STARRING: Catriona Balfe, Judi Dench, Jamie Dornan, Ciarán Hinds, Jude Hill

Fast ones: Balfe and Hill

For Belfast helmer Kenneth Branagh, August 15, 1969, is seared into memory. The triple-threat producer, director and actor doesn’t appear in his micro view of the Northern Ireland Troubles, but tied as their history is to his own childhood, his emotional imprint is everywhere.


The action opens on that fateful day, which, like fateful days throughout history, starts out deceptively mild. One minute nine-year-old Buddy (newbie Hill) is slaying dragons in his peaceable street with a toy sword and a trash-can lid, the next the sunny afternoon is smashed by a furious mob of Protestants explosively protesting the presence of Catholic families in their self-perceived enclave. As Buddy and his older brother, Will (Lewis McAskie), cower beneath the kitchen table, their helpless Ma (Outlander ’s Balfe, movie-star foxy in her minis) bears helpless witness to the molten hate.

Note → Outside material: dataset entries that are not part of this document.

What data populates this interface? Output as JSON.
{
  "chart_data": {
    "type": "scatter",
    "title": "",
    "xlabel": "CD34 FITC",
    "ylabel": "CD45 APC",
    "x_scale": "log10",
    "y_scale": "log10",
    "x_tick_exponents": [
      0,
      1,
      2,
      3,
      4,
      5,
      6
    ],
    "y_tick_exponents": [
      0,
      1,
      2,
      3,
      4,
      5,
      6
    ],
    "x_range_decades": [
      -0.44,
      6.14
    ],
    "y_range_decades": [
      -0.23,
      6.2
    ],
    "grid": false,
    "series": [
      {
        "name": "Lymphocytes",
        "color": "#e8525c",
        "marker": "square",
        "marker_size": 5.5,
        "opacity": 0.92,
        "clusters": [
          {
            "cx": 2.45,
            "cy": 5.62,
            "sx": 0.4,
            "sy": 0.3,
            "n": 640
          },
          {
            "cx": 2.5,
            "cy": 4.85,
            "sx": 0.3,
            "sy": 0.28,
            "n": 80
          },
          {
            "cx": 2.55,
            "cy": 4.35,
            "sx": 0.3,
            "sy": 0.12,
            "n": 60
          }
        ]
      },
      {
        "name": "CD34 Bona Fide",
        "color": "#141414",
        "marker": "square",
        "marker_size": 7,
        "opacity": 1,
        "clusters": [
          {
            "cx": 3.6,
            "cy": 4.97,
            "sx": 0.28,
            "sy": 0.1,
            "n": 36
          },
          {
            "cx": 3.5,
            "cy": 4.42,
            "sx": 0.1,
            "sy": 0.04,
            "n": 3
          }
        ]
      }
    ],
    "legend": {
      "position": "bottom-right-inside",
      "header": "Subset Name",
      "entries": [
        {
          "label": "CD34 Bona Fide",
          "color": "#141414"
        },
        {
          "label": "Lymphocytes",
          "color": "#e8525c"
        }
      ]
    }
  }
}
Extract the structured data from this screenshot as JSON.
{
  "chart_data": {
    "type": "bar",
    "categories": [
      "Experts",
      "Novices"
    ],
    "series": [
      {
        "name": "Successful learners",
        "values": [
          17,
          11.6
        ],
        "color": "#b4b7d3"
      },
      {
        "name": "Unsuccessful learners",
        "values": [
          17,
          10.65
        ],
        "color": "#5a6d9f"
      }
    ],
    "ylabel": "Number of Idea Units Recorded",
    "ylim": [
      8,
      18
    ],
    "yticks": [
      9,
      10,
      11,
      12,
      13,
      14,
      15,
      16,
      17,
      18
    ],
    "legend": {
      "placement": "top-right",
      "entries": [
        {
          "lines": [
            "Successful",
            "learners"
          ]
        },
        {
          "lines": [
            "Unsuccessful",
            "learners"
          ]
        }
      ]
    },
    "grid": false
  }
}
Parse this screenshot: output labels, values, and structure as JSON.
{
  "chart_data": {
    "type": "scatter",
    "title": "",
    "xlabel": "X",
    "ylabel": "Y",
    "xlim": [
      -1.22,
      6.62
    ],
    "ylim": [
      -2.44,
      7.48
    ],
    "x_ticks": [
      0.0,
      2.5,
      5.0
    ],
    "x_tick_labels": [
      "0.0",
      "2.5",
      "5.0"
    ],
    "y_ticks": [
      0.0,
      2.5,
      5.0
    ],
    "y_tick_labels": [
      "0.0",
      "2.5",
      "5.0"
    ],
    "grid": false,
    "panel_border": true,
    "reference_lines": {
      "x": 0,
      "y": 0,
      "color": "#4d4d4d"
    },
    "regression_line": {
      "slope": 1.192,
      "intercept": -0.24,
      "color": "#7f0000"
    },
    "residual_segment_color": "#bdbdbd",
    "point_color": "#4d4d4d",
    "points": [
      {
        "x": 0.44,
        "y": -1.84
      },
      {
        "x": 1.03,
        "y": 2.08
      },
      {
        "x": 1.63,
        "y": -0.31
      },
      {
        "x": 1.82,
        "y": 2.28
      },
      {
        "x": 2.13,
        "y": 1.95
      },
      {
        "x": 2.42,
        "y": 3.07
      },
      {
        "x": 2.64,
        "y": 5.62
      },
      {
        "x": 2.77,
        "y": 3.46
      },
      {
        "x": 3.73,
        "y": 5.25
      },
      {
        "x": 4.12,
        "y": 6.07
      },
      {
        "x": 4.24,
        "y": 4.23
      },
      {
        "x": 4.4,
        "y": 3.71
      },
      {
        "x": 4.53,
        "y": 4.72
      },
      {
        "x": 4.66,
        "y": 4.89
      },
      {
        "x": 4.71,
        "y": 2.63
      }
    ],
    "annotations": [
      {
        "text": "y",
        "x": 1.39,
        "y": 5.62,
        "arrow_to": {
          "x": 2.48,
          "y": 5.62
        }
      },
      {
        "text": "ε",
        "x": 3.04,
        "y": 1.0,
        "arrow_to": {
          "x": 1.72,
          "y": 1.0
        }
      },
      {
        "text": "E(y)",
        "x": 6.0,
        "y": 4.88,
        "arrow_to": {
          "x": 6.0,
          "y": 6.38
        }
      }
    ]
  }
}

Even with troops deployed and barricades erected in what is now a war zone in a fractured city, life behind the barbed wire ambles along to the catchy beats of Van Morrison, who looms large in the soundtrack with six numbers. Buddy busies himself with being a kid. He has a crush on a girl in his class (Olive Tennant). He hangs out with his grandparents (Dench and Hinds). He grapples with long division. His Pa (Dornan) is less sanguine, urging his resistant wife to up stakes to the UK.


Regardless of the big, depressing picture, we’re essentially talking kitchen sink here. Shot by Harris Zambarloukos (Locke) in nostalgic black-and-white, Branagh’s affectionate screenplay commemorates the enterprise of a child’s-eye view that unwittingly makes lemonade from lemons. The film is dedicated to “…the ones who stayed…the ones who left [and] all the ones who were lost.” That its fictional family takes their chances with a new beginning is the crowning irony in their struggle to hold tight to the meaning of home.